The Dark Knight is without a shadow of a doubt one of the best comic book adaptations yet produced by Hollywood. Indeed it might even be the best as it distills so much Bat-lore into an intelligent, gripping, menacingly beautiful summer actioner/character study. It easily stands comparison with Superman (The Movie and II), Spider-Man (the first two), the first two X-Men, and its own parent Batman Begins.
The film starts as it means to go on with a stunning, action-packed bank heist that puts Messrs Bourne and Bond - and Michael Mann's vaunted machismo - in their place. The seven-minute scene is a superb example of script, storyboarding, shooting panache and crisp editing dovetailing to winning effect. It also sets the tone of the film: it might be a 12A, but this is no film for kids - it's psychologically black, it's violent, and it venerates an anarchist terrorist.

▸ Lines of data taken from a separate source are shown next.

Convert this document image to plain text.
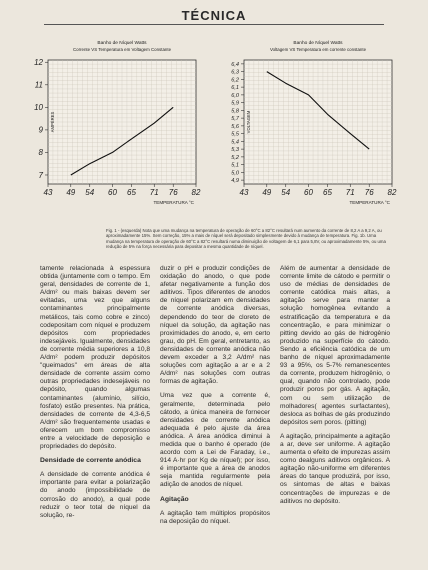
TÉCNICA
Banho de Níquel Watts
Corrente VS Temperatura em Voltagem Constante
43 49 54 60 65 71 76 82
7
8
9
10
11
12
TEMPERATURA °C
AMPÈRES
Banho de Níquel Watts
Voltagem VS Temperatura em corrente constante
43 49 54 60 65 71 76 82
4,9
5,0
5,1
5,2
5,3
5,4
5,5
5,6
5,7
5,8
5,9
6,0
6,1
6,2
6,3
6,4
TEMPERATURA °C
VOLTAGEM
Fig. 1 - (esquerda) Nota que uma mudança na temperatura de operação de 60°C a 82°C resultará num aumento da corrente de 8,2 A a 9,2 A, ou aproximadamente 15%. Sem correção, 15% a mais de níquel será depositado simplesmente devido à mudança de temperatura. Fig. 1b. Uma mudança na temperatura de operação de 60°C a 82°C resultará numa diminuição de voltagem de 6,1 para 5,8V, ou aproximadamente 5%, ou uma redução de 5% na força necessária para depositar a mesma quantidade de níquel.

tamente relacionada à espessura obtida (juntamente com o tempo. Em geral, densidades de corrente de 1, A/dm² ou mais baixas devem ser evitadas, uma vez que alguns contaminantes principalmente metálicos, tais como cobre e zinco) codepositam com níquel e produzem depósitos com propriedades indesejáveis. Igualmente, densidades de corrente média superiores a 10,8 A/dm² podem produzir depósitos "queimados" em áreas de alta densidade de corrente assim como outras propriedades indesejáveis no depósito, quando algumas contaminantes (alumínio, silício, fosfato) estão presentes. Na prática, densidades de corrente de 4,3-6,5 A/dm² são frequentemente usadas e oferecem um bom compromisso entre a velocidade de deposição e propriedades do depósito.

Densidade de corrente anódica

A densidade de corrente anódica é importante para evitar a polarização do anodo (impossibilidade de corrosão do anodo), a qual pode reduzir o teor total de níquel da solução, re-

duzir o pH e produzir condições de oxidação do anodo, o que pode afetar negativamente a função dos aditivos. Tipos diferentes de anodos de níquel polarizam em densidades de corrente anódica diversas, dependendo do teor de cloreto de níquel da solução, da agitação nas proximidades do anodo, e, em certo grau, do pH. Em geral, entretanto, as densidades de corrente anódica não devem exceder a 3,2 A/dm² nas soluções com agitação a ar e a 2 A/dm² nas soluções com outras formas de agitação.

Uma vez que a corrente é, geralmente, determinada pelo cátodo, a única maneira de fornecer densidades de corrente anódica adequada é pelo ajuste da área anódica. A área anódica diminui à medida que o banho é operado (de acordo com a Lei de Faraday, i.e., 914 A·hr por Kg de níquel); por isso, é importante que a área de anodos seja mantida regularmente pela adição de anodos de níquel.

Agitação

A agitação tem múltiplos propósitos na deposição do níquel.

Além de aumentar a densidade de corrente limite de cátodo e permitir o uso de médias de densidades de corrente catódica mais altas, a agitação serve para manter a solução homogênea evitando a estratificação da temperatura e da concentração, e para minimizar o pitting devido ao gás de hidrogênio produzido na superfície do cátodo. Sendo a eficiência catódica de um banho de níquel aproximadamente 93 a 95%, os 5-7% remanescentes da corrente, produzem hidrogênio, o qual, quando não controlado, pode produzir poros por gás. A agitação, com ou sem utilização de molhadores( agentes surfactantes), desloca as bolhas de gás produzindo depósitos sem poros. (pitting)

A agitação, principalmente a agitação a ar, deve ser uniforme. A agitação aumenta o efeito de impurezas assim como dealguns aditivos orgânicos. A agitação não-uniforme em diferentes áreas do tanque produzirá, por isso, os sintomas de altas e baixas concentrações de impurezas e de aditivos no depósito.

That terrorist is of course the Joker, played by the late Heath Ledger. This is not meant disrespectfully: it's probably best he died because he would never have risen to this level again; the Joker would have been an albatross around his neck. Yes, everything you've heard about his performance is true: it goes way beyond acting, he utterly becomes the Joker - there is no residual trace of Heath Ledger. And the memory of Jack Nicholson's Joker is destroyed. The Joker, as envisioned here, is the best cinematic expression of Batman's arch-villain yet.
While very much the protagonist of the piece, Ledger/Joker is not the character at the film’s emotional core: that role goes to Aaron Eckhart's DA, Harvey Dent, Gotham's white knight. Dent's ascent to DA and his subsequent actions while in office mark him out as much a thorn in the side of Gotham's crime bosses as the Batman - but the brightest flame burns quickest, so his tragic descent is gut-wrenching in every way - and as worthy of Oscar in its restraint as Ledger's intensity and exuberance. Dent also gets the best, and most telling line: "You either die the hero or live long enough to see yourself become the villain."
What about the titular hero? Christian Bale once again handles the post-modern take on classic DC duality (Batman is the ego/Bruce Wayne the alter-ego) well and is a muscular screen presence. His scenes with Michael Caine's Alfred and Morgan Freeman's Lucius Fox (gravitas personified) unearth the humanity beneath the Wayne/Bat mask, but ultimately the role is always secondary to the colourful villains, who crucially have no rules, no boundaries, no personal codes.
Indeed, the question of personal codes is one of the key themes of the script: Dent's integrity, Wayne's disdain, Batman's crusade tempered by his desire to not kill, Jim Gordon's blinkered approach to the corruption all around him, and the Joker's belief in no codes at all. Ultimately each character is asked to step up, their code put to the test - and not all emerge honour intact.
What of the story? Batman's got the mob running scared, the mob ‘hire’ the Joker at the same time as new the DA marches into town, chaos ensues (mostly wrought by the Joker), many die and Batman, Gordon and Dent must save themselves and Gotham time and again as the screenplay's operatic vision sweeps to its twisted, but righteous conclusion.
Ultimately, the Joker’s anarchy forces lessons of self-knowledge upon Batman, Dent, Gordon and the citizens of Gotham. The final lesson learnt is that there is no room for white knights when the likes of the Joker are around. It is impossible for white knights to defeat his ilk without succumbing to their darkness – or without sacrifice.
The Dark Knight was conceived by director/co-writer Christopher Nolan, in concert with his brother and David Goyer: and they clearly know their Bat facts. The presence and echoes of key Bat works are evident throughout: Loeb and Sale’s Long Halloween, Miller’s Year One (the template for much of Batman Begins) and The Dark Knight Returns, and Moore and Boland’s Killing Joke (the latter two books really set the modern template of the Joker as a psychotic knowing no limits). It would be lazy to compare The Dark Knight to the Godfather – but it’s the only other film that springs to mind that so successfully meets its operatic goals.
The duality of many of the lead characters and their questioning of their own beliefs are themes that Nolan is clearly drawn to, as evidenced by his earlier works Memento (indeed the Joker never explains the origin of his ‘smiling’ wound the same way twice), Insomnia, Batman Begins and The Prestige. But here he worries the bone of those themes, dissects them further.
Nolan’s direction, along with top-notch technical credits (particularly Wally Pfister behind the camera, and the paranoid score), mean The Dark Knight ranks as one of the three best films I’ve seen this year. The action sequences are breathtaking, jaw-dropping – and are aided by full IMAX presentation, reinforcing the dynamism and (vertigo-inducing) scope.
The Dark Knight is brilliant, no doubt. If you're going to see it, then I heartily recommend you do so at an IMAX screen to really wow your senses and enjoy Nolan’s vision to the full.
The score below is not a ‘10’: I’ll reserve judgment, see it again and then wait to see how it ages. I suspect it will age exceptionally well – unfortunately for us it will remain relevant as the fabric of society continues to decay.